To investigate the organ-specific expression of CaPRR2, we examined CaPRR2 transcript levels in various pepper plant tissues using quantitative RT-PCR analysis. At the seedling and mature stages, CaPRR2 was strongly expressed in young leaf and stem, and compared to these organs, the others, such as root, flower, and green fruit, had <50% expression levels (Figure 1B). To investigate whether CaPRR2 is associated with the environmental stress response, we examined the induction of CaPRR2 transcripts after exposure to ABA, drought, H2O2, mannitol, NaCl, and low temperature (Figure 1C). The CaPRR2 transcripts tended to decrease 3h after exposure to ABA, drought, and mannitol by low than 50%. In response to H2O2 and NaCl treatment, the CaPRR2 expression levels were peaked (1.6 to 2-fold) at 12h. Low-temperature exposure led to gradual induction of CaPRR2, particularly at 12h, with 5-fold increase. These results suggest that CaPRR2 may be involved in the abiotic stress signaling.

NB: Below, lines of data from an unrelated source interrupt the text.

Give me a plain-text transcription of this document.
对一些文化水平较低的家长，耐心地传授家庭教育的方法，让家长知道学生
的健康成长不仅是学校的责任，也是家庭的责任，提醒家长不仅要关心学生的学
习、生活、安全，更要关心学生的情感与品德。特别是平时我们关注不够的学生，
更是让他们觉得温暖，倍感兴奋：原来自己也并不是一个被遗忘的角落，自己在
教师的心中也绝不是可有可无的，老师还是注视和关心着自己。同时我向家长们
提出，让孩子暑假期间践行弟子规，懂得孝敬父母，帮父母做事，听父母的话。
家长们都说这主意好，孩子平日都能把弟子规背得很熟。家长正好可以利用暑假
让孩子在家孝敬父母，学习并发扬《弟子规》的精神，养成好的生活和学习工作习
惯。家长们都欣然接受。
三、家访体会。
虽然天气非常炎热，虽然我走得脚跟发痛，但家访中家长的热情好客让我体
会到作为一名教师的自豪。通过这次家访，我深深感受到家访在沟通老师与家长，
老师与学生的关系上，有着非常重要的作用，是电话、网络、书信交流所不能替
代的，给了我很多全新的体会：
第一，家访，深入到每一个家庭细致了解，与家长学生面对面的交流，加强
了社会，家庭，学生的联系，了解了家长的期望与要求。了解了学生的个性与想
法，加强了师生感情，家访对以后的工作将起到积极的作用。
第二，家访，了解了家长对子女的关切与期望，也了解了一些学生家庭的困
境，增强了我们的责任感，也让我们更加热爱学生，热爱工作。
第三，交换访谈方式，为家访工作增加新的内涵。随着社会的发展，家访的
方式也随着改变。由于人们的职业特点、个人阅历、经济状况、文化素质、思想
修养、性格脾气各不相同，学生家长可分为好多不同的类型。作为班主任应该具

Subcellular Localization of the CaPRR2 Protein by the MYB Domain
To investigate the subcellular localization of CaPRR2 in plant cells, the GFP reporter gene was fused to the C-terminal region of CaPRR2 under the control of the 35S promoter (Pro35S:CaPRR2-GFP), and the GFP-fused proteins were transiently expressed in the epidermal cells of N. benthamiana. Using the nuclear marker, diamidino-2-phenylindole, we showed that the GFP signals were localized in the nucleus (Figure 2A). To investigate the domain that determines CaPRR2 localization in the nucleus, we fractionated CaPRR2 and observed the localization of the resulting constructs (Figure 2B). The deletion construct carrying the MYB domain (292–451 amino acid residues) was localized only in the nucleus. To verify whether the MYB domain is associated with CaPRR2 localization in the nucleus, we fractionated this construct, except for the MYB domain (322–451 amino acid residues; Figure 2C). The resulting construct was localized in the nucleus and the cytoplasm. These results suggest that CaPRR2 is localized in the nucleus by the MYB domain and functions in the nucleus.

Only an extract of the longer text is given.